Abstract

This chapter is an attempt to inspire experimentation with approaches to public engagement about emerging technologies, and takes synthetic biology as a primary site of interest. It does this at a time when the roles of critical scholars in the social sciences and humanities are becoming increasingly well documented for the contributions they make to how synthetic biology is discussed and understood through interdisciplinary collaborations. At the same time, practitioners of diverse forms of public engagement such as artists, designers, and DIYbiologists are not often (though are sometimes) explicitly involved in these collaborative assemblages, despite their abilities to contribute to a diversity of communications within and outside of the field.

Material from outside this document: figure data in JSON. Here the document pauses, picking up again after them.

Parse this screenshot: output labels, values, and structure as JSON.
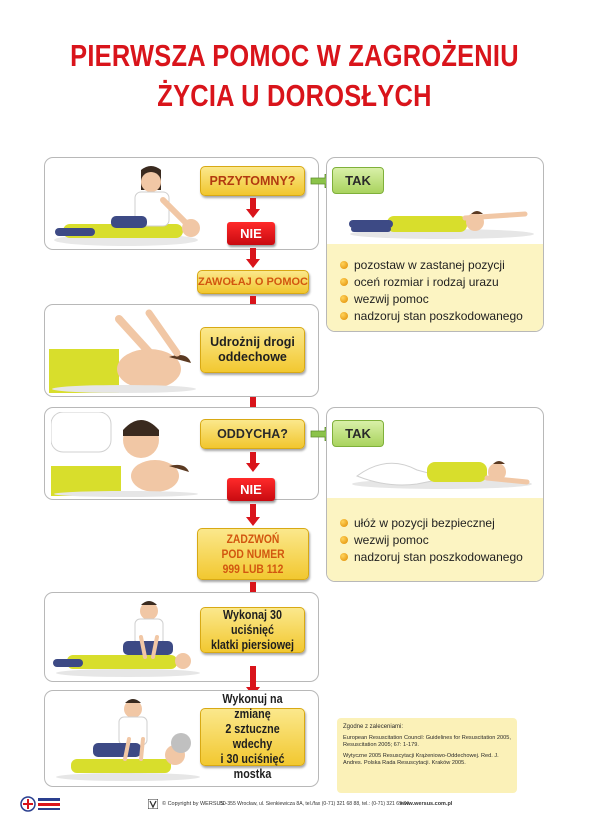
{
  "title": {
    "line1": "PIERWSZA POMOC W ZAGROŻENIU",
    "line2": "ŻYCIA U DOROSŁYCH"
  },
  "step_conscious": {
    "label": "PRZYTOMNY?"
  },
  "no_label_1": "NIE",
  "call_help": "ZAWOŁAJ O POMOC",
  "airway": {
    "line1": "Udrożnij drogi",
    "line2": "oddechowe"
  },
  "step_breathing": {
    "label": "ODDYCHA?"
  },
  "no_label_2": "NIE",
  "call_number": {
    "line1": "ZADZWOŃ",
    "line2": "POD NUMER",
    "line3": "999 LUB 112"
  },
  "compressions": {
    "line1": "Wykonaj 30 uciśnięć",
    "line2": "klatki piersiowej"
  },
  "alternate": {
    "line1": "Wykonuj na zmianę",
    "line2": "2 sztuczne wdechy",
    "line3": "i 30 uciśnięć mostka"
  },
  "yes_panel_1": {
    "tak": "TAK",
    "bullets": [
      "pozostaw w zastanej pozycji",
      "oceń rozmiar i rodzaj urazu",
      "wezwij pomoc",
      "nadzoruj stan poszkodowanego"
    ]
  },
  "yes_panel_2": {
    "tak": "TAK",
    "bullets": [
      "ułóż w pozycji bezpiecznej",
      "wezwij pomoc",
      "nadzoruj stan poszkodowanego"
    ]
  },
  "references": {
    "heading": "Zgodne z zaleceniami:",
    "ref1": "European Resuscitation Council: Guidelines for Resuscitation 2005, Resuscitation 2005; 67: 1-179.",
    "ref2": "Wytyczne 2005 Resuscytacji Krążeniowo-Oddechowej. Red. J. Andres. Polska Rada Resuscytacji. Kraków 2005."
  },
  "footer": {
    "copyright": "© Copyright by WERSUS",
    "address": "50-355 Wrocław, ul. Sienkiewicza 8A, tel./fax (0-71) 321 68 88, tel.: (0-71) 321 69 74",
    "website": "www.wersus.com.pl"
  },
  "colors": {
    "title_red": "#d9141b",
    "box_yellow": "#f1c62e",
    "no_red": "#e0141c",
    "yes_green": "#a9d35e",
    "panel_cream": "#fcf4c2"
  }
}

I connect the communication lessons being learned from interdisciplinary collaborations to public engagement practices on the basis of a “need for experimentation” that is sometimes more visibly exercised by artists, designers and DIYbiologists. I then use writings from philosopher Isabelle Stengers about the abilities of “expert”, “diplomat”, and “idiot” figures to enable the slowing down of thinking in relation to scientific and technological advances in order to explore such “experimentation” in communication. Stengers’ ideas are connected to public engagement in synthetic biology through creative and “experimental” communication practices that open up rather than close down questions about the field. I argue that public engagement practitioners and science communicators who want to slow down the—at times, misguided—public narratives of synthetic biology can look to controversies in interdisciplinary collaborations, and artistic activities in the field, for examples of communications that strive to create space for emergent, rather than decided, narratives about the field.